If there were no outperformance in actively managed funds, investors would rather settle for ETFs at lower expenses. However, in India, there are a vast number of listed stocks, of which many are under-researched giving fund managers the scope to generate the out-performance over benchmark, i.e. alpha. ETFs in India are yet to catch up with their actively managed peers. We need to acknowledge here that alpha generated by fund managers have made actively managed funds popular in India.

However, over the last one year, things have changed for actively managed funds in India. The growth in the market, or to be precise the indexes, has been concentrated in a few large cap stocks. This has led to actively managed funds underperforming their respective benchmarks. As per portfolio management principles, a portfolio should not be concentrated in a few stocks, and SEBI rules limit maximum exposure to individual stocks. As long as the benchmark growth is driven by a few bid constituents, this situation will continue.

Now let us take a closer look at the numbers.

Taking AMFI’s basket of 28 large cap funds, average return over last one year till 31 May ’19 is 7.65% in regular plan and 8.77% in direct plan.
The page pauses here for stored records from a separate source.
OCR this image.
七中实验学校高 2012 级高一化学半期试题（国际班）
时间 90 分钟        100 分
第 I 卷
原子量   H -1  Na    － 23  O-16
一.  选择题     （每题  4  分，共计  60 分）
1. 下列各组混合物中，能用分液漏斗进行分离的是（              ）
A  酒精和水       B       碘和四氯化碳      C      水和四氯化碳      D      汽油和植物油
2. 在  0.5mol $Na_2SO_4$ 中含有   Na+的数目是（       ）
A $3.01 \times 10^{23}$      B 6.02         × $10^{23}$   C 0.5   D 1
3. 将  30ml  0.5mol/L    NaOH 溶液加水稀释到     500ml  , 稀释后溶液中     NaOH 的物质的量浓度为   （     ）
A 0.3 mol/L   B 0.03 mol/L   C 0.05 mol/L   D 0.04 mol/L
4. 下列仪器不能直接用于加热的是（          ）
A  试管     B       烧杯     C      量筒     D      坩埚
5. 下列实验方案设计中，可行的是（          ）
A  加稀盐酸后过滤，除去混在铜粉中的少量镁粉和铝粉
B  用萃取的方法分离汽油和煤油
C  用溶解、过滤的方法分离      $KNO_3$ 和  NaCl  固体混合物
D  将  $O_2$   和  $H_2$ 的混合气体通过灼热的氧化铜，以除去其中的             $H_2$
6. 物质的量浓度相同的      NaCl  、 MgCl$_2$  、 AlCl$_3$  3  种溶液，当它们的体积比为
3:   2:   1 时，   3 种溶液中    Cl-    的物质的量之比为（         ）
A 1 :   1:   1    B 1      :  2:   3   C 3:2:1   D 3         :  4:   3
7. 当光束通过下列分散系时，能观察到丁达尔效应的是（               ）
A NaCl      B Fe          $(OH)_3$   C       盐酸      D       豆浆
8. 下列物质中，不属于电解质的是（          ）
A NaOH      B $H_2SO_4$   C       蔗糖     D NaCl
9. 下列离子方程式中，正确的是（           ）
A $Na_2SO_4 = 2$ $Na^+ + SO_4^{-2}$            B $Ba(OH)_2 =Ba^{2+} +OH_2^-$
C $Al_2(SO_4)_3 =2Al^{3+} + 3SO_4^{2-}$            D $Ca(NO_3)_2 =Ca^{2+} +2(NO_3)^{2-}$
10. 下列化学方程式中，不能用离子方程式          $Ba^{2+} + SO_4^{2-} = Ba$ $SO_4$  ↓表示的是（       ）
These funds follow various benchmarks; mostly it is the Nifty 50 total return index (TRI), whereas some follow BSE 100 TRI or Nifty 100 TRI. The average return from the benchmark of all these funds is 11.28% over last one year. This under-performance has pulled down the performance over last 3 years as well; it is 12.17% and 13.39% in regular and direct plan respectively against the benchmark return of 14.97%.

This is reflected in the five-year period as well. It is 11.76% and 12.94% in regular and direct plans against the benchmark average of 12.02%. The alpha of actively managed funds is visible over the last 10 years: it is 12.3% in regular plan against 12.05% of benchmark.

For multi cap funds, the range of stocks is wider. Currently, there are 29 multi cap funds. Average return over last one year till 31 May ’19 is 4.56% in regular and 5.62% in direct, against 6.9% of benchmark.  The funds follow benchmarks like Nifty 500 TRI or BSE 500 TRI or Nifty 200 TRI. Funds have under-performed over 3 years as well – it is 12.6% and 13.65% against 14.41%. However, multi cap funds have beaten benchmarks over 5-year horizon; it is 12.93% and 13.92% against 12.41% of benchmark. There is a positive alpha over 10 years; it is 13.77% in regular plan over 12.24% of benchmark. Over the last year or so, ETFs have gained traction due to the lack of alpha. The AUM of equity ETFs is Rs 1.31 lakh crore as on 30 April 2019, up from Rs 77,501 crore as on 30 April 2018.

The reason of under-performance is the concentrated growth in the benchmark driven by a few large cap stocks.

The point is proven if we look at the category of small cap funds. Returns of small cap funds over the last one year were -8.21% and -7.23% in regular and direct plans, respectively. The benchmarks followed by funds include Nifty Small Cap TRI and BSE Small Cap 250 TRI. The average benchmark return over last one year is -14.14% i.e. funds have lost less than the market. Over the last three years, funds have delivered between 10.88% and 11.93% against the benchmark return of 9.55%. The outperformance is even more over longer horizons. Over five years it is 15.56% and 16.53% against 9.73%. Over a ten-year horizon, fund performance is 15.51% in regular plan against benchmark 10.52%.

To conclude, over the last year or two, comparison with benchmark has moved from PRI to TRI, growth in indexes is concentrated in a few large cap stocks whereas funds have to run a diversified portfolio. As and when market growth becomes broader, majority of funds would start generating alpha.